Thompson, Diane P. 1940-
Thompson, Diane P. 1940-
PERSONAL: Born October 3, 1940, in Los Angeles, CA; daughter of Solomon (in sales) and Blanche (a homemaker) Eisenbach; married H. Paul Thompson (a systems analyst), July 12, 1960; children: Bryan, Eric.
Ethnicity:“Jewish.”Education: University of California, Los Angeles, B.A., 1961, M.A., 1963; City University of New York, Ph.D., 1981. Politics: Independent. Religion:“Independent.”Hobbies and other interests: Yoga, cooking, gardening.
ADDRESSES: Home— Reston, VA. Office— Department of English, Northern Virginia Community College, Neabsco Mills Rd., Woodbridge, VA 22191. E-mail— [email protected]
CAREER: Northern Virginia Community College, Woodbridge, professor of English, 1982—.
Contributor to books, including Network-Based Classrooms: Promises and Realities, edited by Bertram C. Bruce, Joy Kreeft Peyton, and Trent Batson, Oxford University Press (Cambridge, MA), 1993. Contributor to periodicals, including Northern Virginia Review, Computers and Composition, Journal of Computer-Based Instruction, Journal of Teaching Writing, Teaching English in the Two-Year College, Collegiate Microcomputer, and Journal of the Open University Shakespeare Society.
SIDELIGHTS: Diane P. Thompson told CA:“My primary interest as a scholar is in the past 3, 000 years of stories about the Trojan War. Why the Trojan War? Because, aside from the Bible, there is no other set of written stories that have been retold for such a long period of time. Not only are there many great stories about this ancient war (such as Homer’s Iliad, Euripides’s Iphigenia, Virgil’s Aeneid, and Chaucer’s Troilus and Criseyde) but, strangely enough, stories of that war continue to be retold, right up to the present. The Trojan War came at the end of the long, wealthy, stable Mediterranean Bronze Age. Troy and the other great cities of that time were destroyed by war, and many were never rebuilt. The time was an end of civilization; everyone lost, the winners as well as the losers.
“My interest in Troy began in graduate school, and I wrote my dissertation on Troy stories from Homer to Shakespeare. My question at that time was whether any of the great writers who had told stories about the fall of Troy had any useful answers about why and how great civilizations can destroy themselves and who was responsible. I really found no answers, except the sad acknowledgement that Troy fell because rulers and their advisors made rather small mistakes that grew into major disasters. It took me years to realize that I was asking the wrong question, one to which there will never be any good answers.

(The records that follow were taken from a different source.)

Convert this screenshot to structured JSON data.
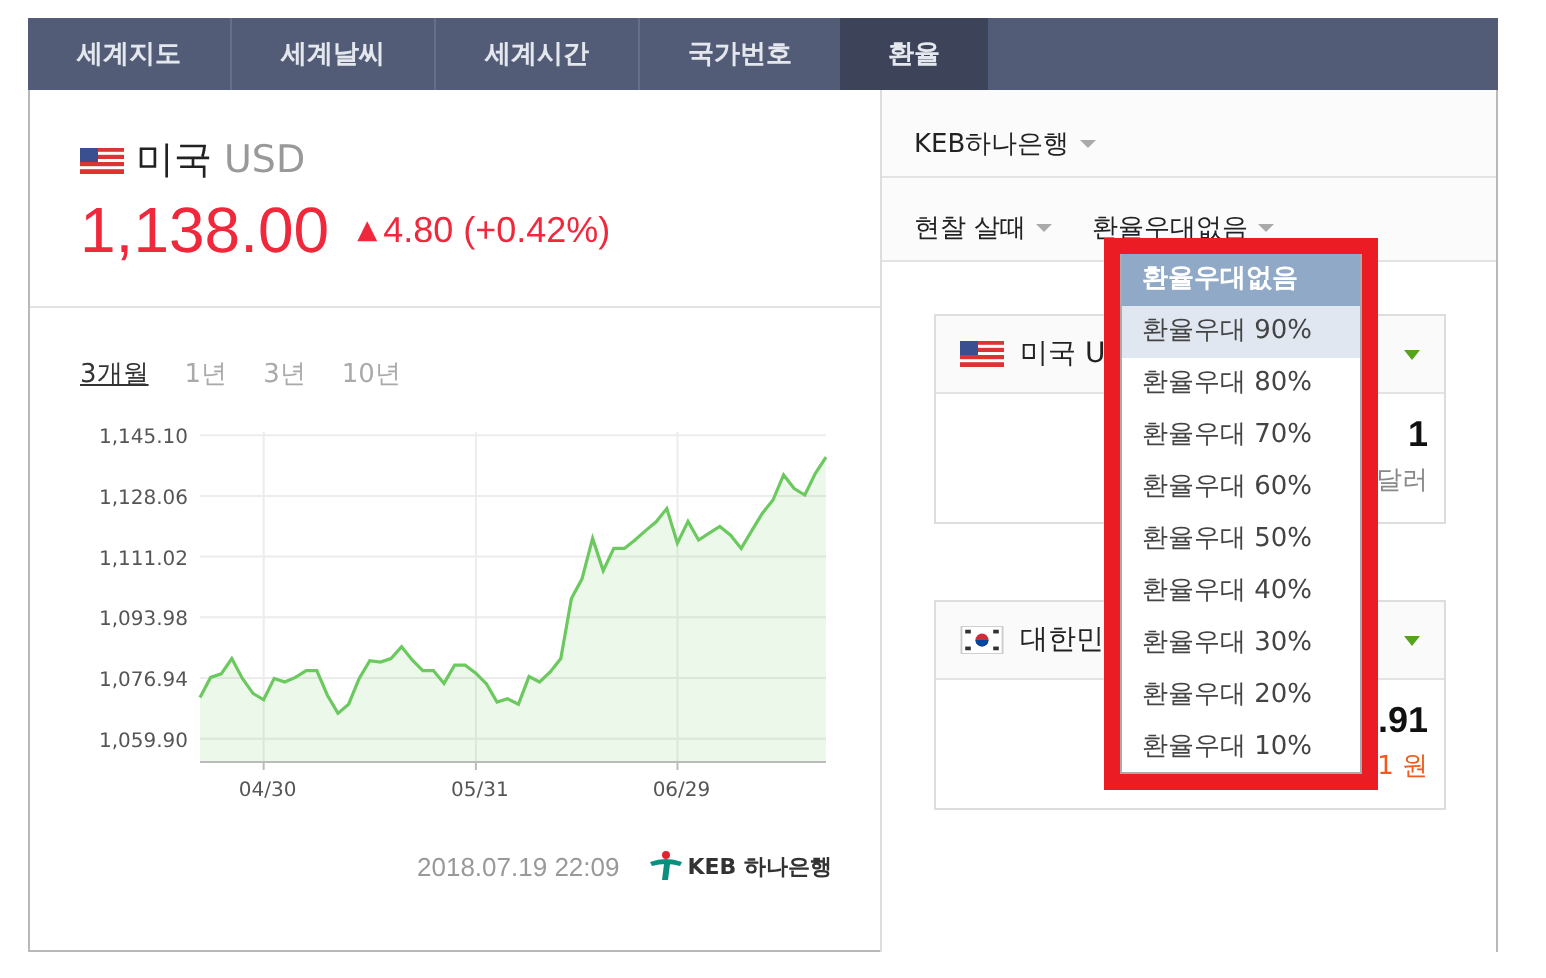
{
  "tabs": [
    {
      "label": "세계지도",
      "selected": false
    },
    {
      "label": "세계날씨",
      "selected": false
    },
    {
      "label": "세계시간",
      "selected": false
    },
    {
      "label": "국가번호",
      "selected": false
    },
    {
      "label": "환율",
      "selected": true
    }
  ],
  "quote": {
    "country": "미국",
    "code": "USD",
    "price": "1,138.00",
    "arrow": "▲",
    "change": "4.80 (+0.42%)"
  },
  "periods": [
    {
      "label": "3개월",
      "selected": true
    },
    {
      "label": "1년",
      "selected": false
    },
    {
      "label": "3년",
      "selected": false
    },
    {
      "label": "10년",
      "selected": false
    }
  ],
  "chart_data": {
    "type": "area",
    "grid": true,
    "ylim": [
      1053.35,
      1146.0
    ],
    "categories": [
      null,
      null,
      null,
      null,
      null,
      null,
      "04/30",
      null,
      null,
      null,
      null,
      null,
      null,
      null,
      null,
      null,
      null,
      null,
      null,
      null,
      null,
      null,
      null,
      null,
      null,
      null,
      "05/31",
      null,
      null,
      null,
      null,
      null,
      null,
      null,
      null,
      null,
      null,
      null,
      null,
      null,
      null,
      null,
      null,
      null,
      null,
      "06/29",
      null,
      null,
      null,
      null,
      null,
      null,
      null,
      null,
      null,
      null,
      null,
      null,
      null,
      null
    ],
    "yticks": [
      {
        "value": 1059.9,
        "label": "1,059.90"
      },
      {
        "value": 1076.94,
        "label": "1,076.94"
      },
      {
        "value": 1093.98,
        "label": "1,093.98"
      },
      {
        "value": 1111.02,
        "label": "1,111.02"
      },
      {
        "value": 1128.06,
        "label": "1,128.06"
      },
      {
        "value": 1145.1,
        "label": "1,145.10"
      }
    ],
    "series": [
      {
        "color": "#6cc95f",
        "values": [
          1071.5,
          1077.1,
          1078.1,
          1082.4,
          1076.8,
          1072.6,
          1070.8,
          1076.8,
          1075.8,
          1077.1,
          1079.0,
          1079.0,
          1072.1,
          1067.0,
          1069.6,
          1076.8,
          1081.8,
          1081.4,
          1082.4,
          1085.7,
          1082.0,
          1079.0,
          1079.0,
          1075.4,
          1080.5,
          1080.5,
          1078.3,
          1075.3,
          1070.2,
          1071.1,
          1069.6,
          1077.3,
          1075.8,
          1078.6,
          1082.4,
          1099.2,
          1104.8,
          1116.1,
          1107.1,
          1113.3,
          1113.3,
          1115.7,
          1118.3,
          1120.8,
          1124.5,
          1114.8,
          1120.9,
          1115.7,
          1117.6,
          1119.5,
          1117.0,
          1113.3,
          1118.3,
          1123.2,
          1126.9,
          1133.9,
          1130.1,
          1128.3,
          1134.4,
          1138.9
        ]
      }
    ]
  },
  "updated": "2018.07.19 22:09",
  "source_logo": "KEB 하나은행",
  "bank_select": "KEB하나은행",
  "rate_type_select": "현찰 살때",
  "preference_select": "환율우대없음",
  "cards": [
    {
      "kind": "us",
      "name": "미국 U",
      "amount": "1",
      "unit": "달러",
      "color": "#888888"
    },
    {
      "kind": "kr",
      "name": "대한민",
      "amount": ".91",
      "unit": "1 원",
      "color": "#f05a1e"
    }
  ],
  "dropdown": [
    {
      "label": "환율우대없음",
      "selected": true,
      "hovered": false
    },
    {
      "label": "환율우대 90%",
      "selected": false,
      "hovered": true
    },
    {
      "label": "환율우대 80%",
      "selected": false,
      "hovered": false
    },
    {
      "label": "환율우대 70%",
      "selected": false,
      "hovered": false
    },
    {
      "label": "환율우대 60%",
      "selected": false,
      "hovered": false
    },
    {
      "label": "환율우대 50%",
      "selected": false,
      "hovered": false
    },
    {
      "label": "환율우대 40%",
      "selected": false,
      "hovered": false
    },
    {
      "label": "환율우대 30%",
      "selected": false,
      "hovered": false
    },
    {
      "label": "환율우대 20%",
      "selected": false,
      "hovered": false
    },
    {
      "label": "환율우대 10%",
      "selected": false,
      "hovered": false
    }
  ]
}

“I no longer look for truth in Troy, but for a record of how many different writers, over a very long period of time, have used the event to tell their own stories of love and war, loss and death. It’s a fascinating story, and the continuity of the Troy traditions helps readers to see what has remained the same and what has changed. For example, Virgil used the destruction of Troy to represent a kind of ‘fortunate fall.’ The small band of Trojan survivors, led by Aeneas, struggled from Troy to Italy, where they became the founders of the Roman people. A very different use of Trojan material is Goethe’s idealistic use of the story of Iphigenia. Goethe transforms the daughter of Agamemnon, leader of the Greek armies against Troy, into a perfect being who can lead less perfect human beings into enlightenment, peace, and freedom.
“My book, The Trojan War: Literature and Legends from the Bronze Age to the Present, starts with the archaeological ‘reality’ of the Mediterranean Bronze Age and the actual (or probable) Trojan War and follows the path of stories about Troy from Homer through the Greek tragedies, Virgil, the Middle Ages, into Renaissance and Enlightenment Europe and to America in the twentieth century. The final chapter looks at uses of Trojan legends in current popular culture. The book is aimed at general readers, not specialized scholars. I hope to communicate my interest and pleasure in these stories to people who will enjoy the history of 3, 000 years retold through great stories.
“I have developed a course about these stories, which I first taught at the Woodbridge campus of Northern Virginia Community College in the spring of 1997. The students enjoyed the reading material and found it surprisingly relevant to their own experiences and concerns. I now offer this as an Internet course through the Extended Learning Institute of the college.”